Rikus clasped the templar’s hand. “This isn’t the king’s decision,” he said, prying the stone from Styan’s fingers. “You have only two choices. Join us and help, or wait here and hope we succeed.”
Styan stared at Rikus, then jerked his hand out of the mul’s grasp. “I’ll wait.”
Paying the templar no further attention, Rikus slipped the stone into his leather belt pouch, then gave Neeva and Jaseela instructions to be passed along to the others. Rikus laid his cahulaks aside, then moved to leave.
K’kriq stepped to his side and started down the sandstone slope with him. Rikus stopped and shook his head, “I have to go alone, K’kriq,” he said. Though the thri-kreen was quickly learning Tyrian, Rikus spoke in Urikite. He did not want any misunderstandings.
The thri-keen shook his bubble-eyed head and laid a restraining claw on the mul’s shoulder. “Pack mates.”
Rikus removed the claw. “Yes, but don’t come until the fight starts,” he said, starting down the hill again.
K’kriq ignored his order and followed. The mul stopped and frowned at the thri-keen. As much as he valued the mantis-warrior’s combat prowess, the mul remembered how easily Maetan had taken control of K’kriq’s mind in the last battle. He did not want to risk the same thing happening before the fight was in full swing.
Deciding to put his order in terms that K’kriq seemed to understand, Rikus pointed at Gaanon. “If I’m a pack mate, so is Gaanon,” he said. “Stay here and protect him.”
The thri-keen looked from the mul to the half-giant. “Protect?” His mandibles hung open in confusion.
“Guard, like your young,” the mul explained.
“Gaanon no hatchling!” K’kriq returned, cocking his head at Rikus. Nevertheless, the thri-keen turned away and went to the half-giant’s side, shaking his head as though the mul were crazy.

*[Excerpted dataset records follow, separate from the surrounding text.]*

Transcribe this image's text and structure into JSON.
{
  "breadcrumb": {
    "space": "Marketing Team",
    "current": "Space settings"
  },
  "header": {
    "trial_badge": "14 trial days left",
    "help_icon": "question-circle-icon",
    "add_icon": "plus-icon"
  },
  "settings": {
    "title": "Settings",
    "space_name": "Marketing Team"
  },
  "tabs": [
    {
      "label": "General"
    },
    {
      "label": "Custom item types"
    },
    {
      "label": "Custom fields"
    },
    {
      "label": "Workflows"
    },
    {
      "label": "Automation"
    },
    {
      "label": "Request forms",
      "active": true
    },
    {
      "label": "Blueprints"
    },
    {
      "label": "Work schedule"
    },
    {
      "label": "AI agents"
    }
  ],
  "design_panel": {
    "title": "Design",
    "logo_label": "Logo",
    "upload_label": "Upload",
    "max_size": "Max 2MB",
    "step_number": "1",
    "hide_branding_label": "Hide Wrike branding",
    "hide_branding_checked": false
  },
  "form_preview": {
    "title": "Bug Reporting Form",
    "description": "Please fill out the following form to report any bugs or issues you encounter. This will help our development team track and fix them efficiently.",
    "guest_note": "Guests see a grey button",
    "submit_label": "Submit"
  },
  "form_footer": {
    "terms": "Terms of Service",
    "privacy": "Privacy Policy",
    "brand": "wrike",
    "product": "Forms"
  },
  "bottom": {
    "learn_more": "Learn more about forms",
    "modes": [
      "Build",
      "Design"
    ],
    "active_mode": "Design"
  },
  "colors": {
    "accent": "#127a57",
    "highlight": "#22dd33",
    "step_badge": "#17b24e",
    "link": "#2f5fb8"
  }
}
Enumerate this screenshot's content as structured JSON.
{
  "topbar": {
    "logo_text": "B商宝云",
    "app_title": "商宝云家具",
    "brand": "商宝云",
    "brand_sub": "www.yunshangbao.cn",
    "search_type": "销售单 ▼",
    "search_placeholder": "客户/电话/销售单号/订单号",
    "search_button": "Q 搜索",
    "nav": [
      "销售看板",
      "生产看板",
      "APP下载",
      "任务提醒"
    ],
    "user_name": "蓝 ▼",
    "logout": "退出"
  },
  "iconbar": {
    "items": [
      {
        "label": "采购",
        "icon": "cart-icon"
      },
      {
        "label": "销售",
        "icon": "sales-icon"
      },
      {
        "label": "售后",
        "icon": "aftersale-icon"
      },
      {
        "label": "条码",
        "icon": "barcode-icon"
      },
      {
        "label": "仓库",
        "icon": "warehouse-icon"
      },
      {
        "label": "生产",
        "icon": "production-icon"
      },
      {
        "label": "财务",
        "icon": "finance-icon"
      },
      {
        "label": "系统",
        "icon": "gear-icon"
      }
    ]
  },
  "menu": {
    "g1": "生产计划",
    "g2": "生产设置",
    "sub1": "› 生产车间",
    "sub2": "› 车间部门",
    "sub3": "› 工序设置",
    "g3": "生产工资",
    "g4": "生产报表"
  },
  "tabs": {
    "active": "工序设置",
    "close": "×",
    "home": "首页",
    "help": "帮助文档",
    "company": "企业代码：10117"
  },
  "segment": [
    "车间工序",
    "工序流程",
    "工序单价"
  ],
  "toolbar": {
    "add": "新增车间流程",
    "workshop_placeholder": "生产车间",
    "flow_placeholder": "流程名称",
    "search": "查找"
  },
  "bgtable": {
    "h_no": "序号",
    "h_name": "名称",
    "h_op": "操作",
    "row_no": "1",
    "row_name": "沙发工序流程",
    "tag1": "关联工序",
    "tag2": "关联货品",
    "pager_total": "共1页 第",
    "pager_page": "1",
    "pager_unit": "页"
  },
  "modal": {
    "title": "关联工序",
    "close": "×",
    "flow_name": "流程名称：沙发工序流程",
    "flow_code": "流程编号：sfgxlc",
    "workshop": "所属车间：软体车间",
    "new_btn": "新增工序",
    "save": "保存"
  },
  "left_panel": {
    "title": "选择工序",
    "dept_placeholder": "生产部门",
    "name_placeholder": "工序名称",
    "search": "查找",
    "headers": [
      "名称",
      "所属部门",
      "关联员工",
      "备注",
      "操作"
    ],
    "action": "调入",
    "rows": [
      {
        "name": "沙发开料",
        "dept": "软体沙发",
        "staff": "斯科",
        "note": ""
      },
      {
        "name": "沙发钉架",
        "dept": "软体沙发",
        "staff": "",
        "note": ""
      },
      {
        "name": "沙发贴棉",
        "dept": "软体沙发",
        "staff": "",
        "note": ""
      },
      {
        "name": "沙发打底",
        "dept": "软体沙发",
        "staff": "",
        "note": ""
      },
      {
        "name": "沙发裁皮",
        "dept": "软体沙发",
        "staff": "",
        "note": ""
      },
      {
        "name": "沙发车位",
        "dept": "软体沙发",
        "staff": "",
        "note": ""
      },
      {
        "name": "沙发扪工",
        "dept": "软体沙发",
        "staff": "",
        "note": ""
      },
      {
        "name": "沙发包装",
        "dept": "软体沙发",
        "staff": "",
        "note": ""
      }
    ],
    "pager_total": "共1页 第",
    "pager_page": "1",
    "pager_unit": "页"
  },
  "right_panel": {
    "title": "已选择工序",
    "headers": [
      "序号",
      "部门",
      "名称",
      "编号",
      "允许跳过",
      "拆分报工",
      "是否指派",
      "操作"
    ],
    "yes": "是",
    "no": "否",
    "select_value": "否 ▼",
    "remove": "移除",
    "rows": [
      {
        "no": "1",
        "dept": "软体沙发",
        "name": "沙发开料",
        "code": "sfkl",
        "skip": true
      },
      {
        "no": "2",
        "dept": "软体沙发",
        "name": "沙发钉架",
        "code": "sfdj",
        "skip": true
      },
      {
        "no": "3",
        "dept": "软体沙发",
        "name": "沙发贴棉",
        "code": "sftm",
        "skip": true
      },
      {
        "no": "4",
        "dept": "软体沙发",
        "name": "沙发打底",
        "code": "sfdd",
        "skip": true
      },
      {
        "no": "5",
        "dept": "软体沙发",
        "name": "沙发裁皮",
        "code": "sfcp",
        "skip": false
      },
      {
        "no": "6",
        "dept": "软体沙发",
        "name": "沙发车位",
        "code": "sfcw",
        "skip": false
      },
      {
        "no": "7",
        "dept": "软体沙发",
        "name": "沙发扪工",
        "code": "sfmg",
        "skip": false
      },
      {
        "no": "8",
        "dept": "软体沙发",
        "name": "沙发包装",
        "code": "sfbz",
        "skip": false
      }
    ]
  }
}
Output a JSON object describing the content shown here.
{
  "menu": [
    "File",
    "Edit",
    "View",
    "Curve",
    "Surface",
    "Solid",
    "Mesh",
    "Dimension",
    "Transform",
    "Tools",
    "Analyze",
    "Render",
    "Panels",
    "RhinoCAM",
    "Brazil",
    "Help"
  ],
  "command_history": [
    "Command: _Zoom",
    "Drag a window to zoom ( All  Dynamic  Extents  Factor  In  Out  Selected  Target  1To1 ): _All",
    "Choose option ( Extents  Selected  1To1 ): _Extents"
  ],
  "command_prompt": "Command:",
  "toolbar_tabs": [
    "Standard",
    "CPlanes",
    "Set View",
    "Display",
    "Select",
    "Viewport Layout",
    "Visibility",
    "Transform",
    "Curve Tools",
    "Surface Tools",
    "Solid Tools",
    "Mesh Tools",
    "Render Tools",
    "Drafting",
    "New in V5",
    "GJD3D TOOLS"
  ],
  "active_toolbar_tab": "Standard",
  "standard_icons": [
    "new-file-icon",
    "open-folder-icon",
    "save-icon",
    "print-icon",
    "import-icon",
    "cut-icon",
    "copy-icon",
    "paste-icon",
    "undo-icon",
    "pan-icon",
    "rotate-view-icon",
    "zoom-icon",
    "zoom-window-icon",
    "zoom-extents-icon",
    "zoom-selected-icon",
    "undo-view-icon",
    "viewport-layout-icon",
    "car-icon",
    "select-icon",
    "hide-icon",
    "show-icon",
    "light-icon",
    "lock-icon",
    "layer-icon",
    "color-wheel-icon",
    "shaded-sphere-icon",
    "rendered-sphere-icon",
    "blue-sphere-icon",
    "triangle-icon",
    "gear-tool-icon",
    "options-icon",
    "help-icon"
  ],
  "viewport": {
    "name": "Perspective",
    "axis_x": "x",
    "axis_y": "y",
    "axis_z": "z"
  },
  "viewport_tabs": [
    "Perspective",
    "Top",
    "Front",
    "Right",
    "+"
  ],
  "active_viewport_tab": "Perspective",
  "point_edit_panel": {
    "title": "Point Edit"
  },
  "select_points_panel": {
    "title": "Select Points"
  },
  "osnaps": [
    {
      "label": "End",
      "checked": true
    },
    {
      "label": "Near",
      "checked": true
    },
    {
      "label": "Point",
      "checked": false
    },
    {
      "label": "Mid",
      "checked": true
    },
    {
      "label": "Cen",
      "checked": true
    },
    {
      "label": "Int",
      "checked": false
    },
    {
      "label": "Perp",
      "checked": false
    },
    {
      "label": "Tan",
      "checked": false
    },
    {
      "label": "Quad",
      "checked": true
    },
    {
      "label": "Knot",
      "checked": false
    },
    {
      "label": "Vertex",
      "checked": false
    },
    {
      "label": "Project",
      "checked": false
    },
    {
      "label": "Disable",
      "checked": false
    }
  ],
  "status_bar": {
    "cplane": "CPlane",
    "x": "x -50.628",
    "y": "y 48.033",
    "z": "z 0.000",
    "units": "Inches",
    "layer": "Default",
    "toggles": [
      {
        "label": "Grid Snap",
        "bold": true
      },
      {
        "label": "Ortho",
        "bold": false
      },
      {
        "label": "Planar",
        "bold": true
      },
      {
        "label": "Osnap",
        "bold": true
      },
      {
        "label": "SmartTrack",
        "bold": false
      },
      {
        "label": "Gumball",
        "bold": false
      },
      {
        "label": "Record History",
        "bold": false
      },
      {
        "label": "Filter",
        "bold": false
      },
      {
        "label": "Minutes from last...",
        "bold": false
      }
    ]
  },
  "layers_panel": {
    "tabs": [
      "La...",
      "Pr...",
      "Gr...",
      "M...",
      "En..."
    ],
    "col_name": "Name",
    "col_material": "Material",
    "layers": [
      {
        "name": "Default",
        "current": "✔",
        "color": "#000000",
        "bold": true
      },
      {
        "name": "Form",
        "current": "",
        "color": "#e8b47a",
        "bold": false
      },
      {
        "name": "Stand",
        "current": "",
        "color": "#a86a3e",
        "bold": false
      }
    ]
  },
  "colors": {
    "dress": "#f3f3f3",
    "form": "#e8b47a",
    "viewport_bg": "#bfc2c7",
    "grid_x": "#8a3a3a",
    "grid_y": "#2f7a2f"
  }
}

Breathing a sigh of relief, Rikus descended the sandstone alone. As he approached the village gate, which did not stand even as tall as he did, he raised his hands above his head to show that he was unarmed. The mul could have reached the top of the village wall without leaving his feet, and caught the railing atop the gatehouse with a good leap.
When Rikus had reached a comfortable speaking distance, a Urikite officer showed his bearded face above the wall. “That’s far enough,” he called, using a heavily accented version of the common trade dialect. “What do you want?”
“I’ve come to surrender my legion to Maetan of Urik,” Rikus answered. He did his best to look both remorseful and angry.
“Maetan has no use for your legion-except as slaves,” the officer returned, his dark eyes narrowed suspiciously.
“Better slaves than corpses,” Rikus answered. Though he did not mean them, the words stuck in his throat anyway. “We’ve been out of water for days.”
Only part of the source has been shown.